Lectins are carbohydrate binding proteins that are involved in many recognition events at molecular and cellular levels. Lectin-oligosaccharide interactions are generally considered to be of weak affinity, however some mushroom lectins have unusually high binding affinity towards oligosaccharides with Kd values in the micromolar range. This would make mushroom lectins ideal candidates to study protein–carbohydrate interactions. In the present study we investigated the properties of a recombinant form of the mushroom lectin Aleuria aurantia (AAL). AAL is a fucose-binding lectin composed of two identical 312-amino acid subunits. Each subunit contains five binding sites for fucose. We found that one of the binding sites in rAAL had unusually high affinities towards fucose and fucosecontaining oligosaccharides with Kd values in the nanomolar range. This site could bind to oligosaccharides with fucose linked α1-2, α1-3 or α1-4, but in contrast to the other binding sites in AAL it could not bind oligosaccharides with α1-6 linked fucose. This binding site is not detected in native AAL (nAAL) one possible explanation may be that this site is blocked with free fucose in nAAL. Recombinant AAL was produced in E. coli as a His-tagged protein, and purified in a one-step procedure. The resulting protein was analyzed by electrophoresis, enzyme-linked lectin assay and circular dichroism spectroscopy, and compared to nAAL. Binding properties were measured using tryptophan fluorescence and surface plasmon resonance. Removal of the His-tag did not alter the binding properties of recombinant AAL in the enzyme-linked lectin assay. Our study forms a basis for understanding the AAL-oligosaccharide interaction and for using molecular techniques to design lectins with novel specificities and high binding affinities towards oligosaccharides.

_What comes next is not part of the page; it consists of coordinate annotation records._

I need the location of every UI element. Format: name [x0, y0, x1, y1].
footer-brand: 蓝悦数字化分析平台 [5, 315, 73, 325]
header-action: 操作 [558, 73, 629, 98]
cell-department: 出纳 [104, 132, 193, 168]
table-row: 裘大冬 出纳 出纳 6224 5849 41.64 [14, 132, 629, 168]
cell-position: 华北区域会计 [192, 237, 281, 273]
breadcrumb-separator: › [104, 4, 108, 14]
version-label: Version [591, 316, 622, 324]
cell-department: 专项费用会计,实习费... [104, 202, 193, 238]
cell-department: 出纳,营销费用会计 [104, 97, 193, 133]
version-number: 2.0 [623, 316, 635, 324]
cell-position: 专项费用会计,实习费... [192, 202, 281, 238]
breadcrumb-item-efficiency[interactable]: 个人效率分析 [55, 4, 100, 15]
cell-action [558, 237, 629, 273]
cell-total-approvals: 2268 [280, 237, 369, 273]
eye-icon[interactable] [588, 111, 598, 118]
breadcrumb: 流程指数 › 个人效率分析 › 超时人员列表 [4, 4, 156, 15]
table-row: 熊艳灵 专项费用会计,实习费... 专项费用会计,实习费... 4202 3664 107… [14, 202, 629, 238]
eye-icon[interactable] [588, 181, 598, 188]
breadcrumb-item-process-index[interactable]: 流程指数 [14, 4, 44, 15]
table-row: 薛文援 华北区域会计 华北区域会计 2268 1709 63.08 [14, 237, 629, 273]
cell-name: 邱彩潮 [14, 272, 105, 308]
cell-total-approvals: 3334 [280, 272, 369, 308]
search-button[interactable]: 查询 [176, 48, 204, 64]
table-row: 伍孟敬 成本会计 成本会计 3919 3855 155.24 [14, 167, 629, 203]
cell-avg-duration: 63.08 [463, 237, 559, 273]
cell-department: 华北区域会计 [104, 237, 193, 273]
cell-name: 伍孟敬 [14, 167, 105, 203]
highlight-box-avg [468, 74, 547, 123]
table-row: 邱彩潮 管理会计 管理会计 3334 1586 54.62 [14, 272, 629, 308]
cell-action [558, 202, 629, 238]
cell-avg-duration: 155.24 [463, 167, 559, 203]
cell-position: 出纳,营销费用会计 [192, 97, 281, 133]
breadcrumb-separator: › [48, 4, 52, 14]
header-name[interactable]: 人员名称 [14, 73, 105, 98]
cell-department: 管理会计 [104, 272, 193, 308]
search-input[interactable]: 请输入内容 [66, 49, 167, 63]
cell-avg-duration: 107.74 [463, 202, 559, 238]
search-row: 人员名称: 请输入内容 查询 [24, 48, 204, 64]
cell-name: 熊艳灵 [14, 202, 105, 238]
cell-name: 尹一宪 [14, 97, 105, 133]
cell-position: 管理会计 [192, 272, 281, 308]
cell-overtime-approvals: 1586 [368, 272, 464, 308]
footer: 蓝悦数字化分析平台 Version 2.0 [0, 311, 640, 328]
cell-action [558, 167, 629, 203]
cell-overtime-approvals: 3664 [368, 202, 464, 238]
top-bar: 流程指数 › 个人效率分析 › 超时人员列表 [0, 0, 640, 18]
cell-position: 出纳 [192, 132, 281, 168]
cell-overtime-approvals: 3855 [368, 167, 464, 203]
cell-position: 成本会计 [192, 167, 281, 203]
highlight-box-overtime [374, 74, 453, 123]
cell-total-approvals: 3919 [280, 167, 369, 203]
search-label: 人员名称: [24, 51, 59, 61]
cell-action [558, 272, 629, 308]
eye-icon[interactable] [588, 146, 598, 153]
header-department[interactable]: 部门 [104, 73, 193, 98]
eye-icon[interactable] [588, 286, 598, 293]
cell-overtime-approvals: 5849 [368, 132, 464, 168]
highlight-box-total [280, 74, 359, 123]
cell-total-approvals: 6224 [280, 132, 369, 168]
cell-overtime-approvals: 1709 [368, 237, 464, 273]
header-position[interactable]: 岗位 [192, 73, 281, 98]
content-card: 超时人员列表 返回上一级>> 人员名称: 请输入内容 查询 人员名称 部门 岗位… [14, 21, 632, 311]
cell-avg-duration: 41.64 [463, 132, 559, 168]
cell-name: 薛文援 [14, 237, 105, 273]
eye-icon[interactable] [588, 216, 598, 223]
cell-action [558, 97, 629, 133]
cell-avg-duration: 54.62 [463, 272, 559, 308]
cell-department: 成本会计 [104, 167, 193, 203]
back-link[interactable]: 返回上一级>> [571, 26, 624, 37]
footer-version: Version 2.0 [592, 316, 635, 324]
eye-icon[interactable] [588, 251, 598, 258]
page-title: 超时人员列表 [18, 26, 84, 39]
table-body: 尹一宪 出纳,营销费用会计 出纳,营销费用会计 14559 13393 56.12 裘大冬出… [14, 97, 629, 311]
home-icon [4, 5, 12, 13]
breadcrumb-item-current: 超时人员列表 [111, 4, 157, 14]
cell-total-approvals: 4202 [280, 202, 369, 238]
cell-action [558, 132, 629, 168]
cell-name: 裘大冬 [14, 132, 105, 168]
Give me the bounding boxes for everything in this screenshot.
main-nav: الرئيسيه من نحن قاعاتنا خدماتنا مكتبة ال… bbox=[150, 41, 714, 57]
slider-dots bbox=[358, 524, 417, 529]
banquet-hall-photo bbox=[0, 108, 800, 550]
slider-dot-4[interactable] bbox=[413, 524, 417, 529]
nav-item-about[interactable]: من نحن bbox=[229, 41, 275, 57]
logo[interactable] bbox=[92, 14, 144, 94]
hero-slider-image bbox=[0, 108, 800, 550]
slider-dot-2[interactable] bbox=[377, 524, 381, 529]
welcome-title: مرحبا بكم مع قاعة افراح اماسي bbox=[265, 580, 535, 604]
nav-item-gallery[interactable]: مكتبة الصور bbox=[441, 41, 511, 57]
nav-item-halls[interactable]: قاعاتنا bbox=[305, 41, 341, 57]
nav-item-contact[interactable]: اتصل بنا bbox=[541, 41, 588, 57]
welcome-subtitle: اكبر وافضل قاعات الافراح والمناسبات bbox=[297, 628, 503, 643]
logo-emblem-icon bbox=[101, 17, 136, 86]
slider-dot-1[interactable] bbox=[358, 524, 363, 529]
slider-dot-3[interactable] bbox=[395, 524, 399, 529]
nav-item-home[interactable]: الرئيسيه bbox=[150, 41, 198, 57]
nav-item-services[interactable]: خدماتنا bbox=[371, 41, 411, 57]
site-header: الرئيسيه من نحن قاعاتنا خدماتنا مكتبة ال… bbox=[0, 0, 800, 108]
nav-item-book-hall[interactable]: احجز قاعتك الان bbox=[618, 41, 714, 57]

Lectins have been widely used in structural and functional studies of complex carbohydrates. Lectins usually bind carbohydrates with relatively low affinity but compensate for this by multivalency. When using lectins in different biological and analytical assays the multivalent nature of lectins can sometimes produce unwanted reactions such as agglutination or precipitation of target glycoproteins. The mushroom lectin Aleuria aurantia binds to fucose-containing oligosaccharides. It is composed of two identical subunits where each subunit contains five binding sites for fucose. In the present study two forms of recombinant AAL were produced using site-directed mutagenesis. A monomeric form of AAL was produced by exchange of Tyr6 to Arg6, and a monovalent fragment of AAL was produced by insertion of a NdeI restriction enzyme cleavage site and a stop codon in the coding sequence. The AAL forms were expressed as His-tagged proteins in E.coli and purified by affinity chromatography. Binding properties of the two AAL forms were performed using hemagglutination assay, surface plasmon resonance and enzyme-linked lectin assay analyses. Both the monomeric AAL form (mAAL) and the monovalent AAL form (S2-AAL) retained their capacity to bind fucosylated oligosaccharides. However, both constructs exhibited properties that differed from the intact recombinant AAL (rAAL). Monomeric AAL showed similar binding affinities to fucosylated oligosaccharides compared to rAAL but had less hemagglutinating capacity. S2-AAL showed a lower binding affinity to fucosylated oligosaccharides and, in contrast to rAAL and mAAL, S2-AAL did not bind to sialylated fuco-oligosaccharides such as sialyl-Lex. The study shows that molecular engineering techniques may be a tool for producing lectins with more defined properties such as decreased valency and defined specificities and affinities. This may be very valuable for development of reliable diagnostic and biological assays for carbohydrate analysis.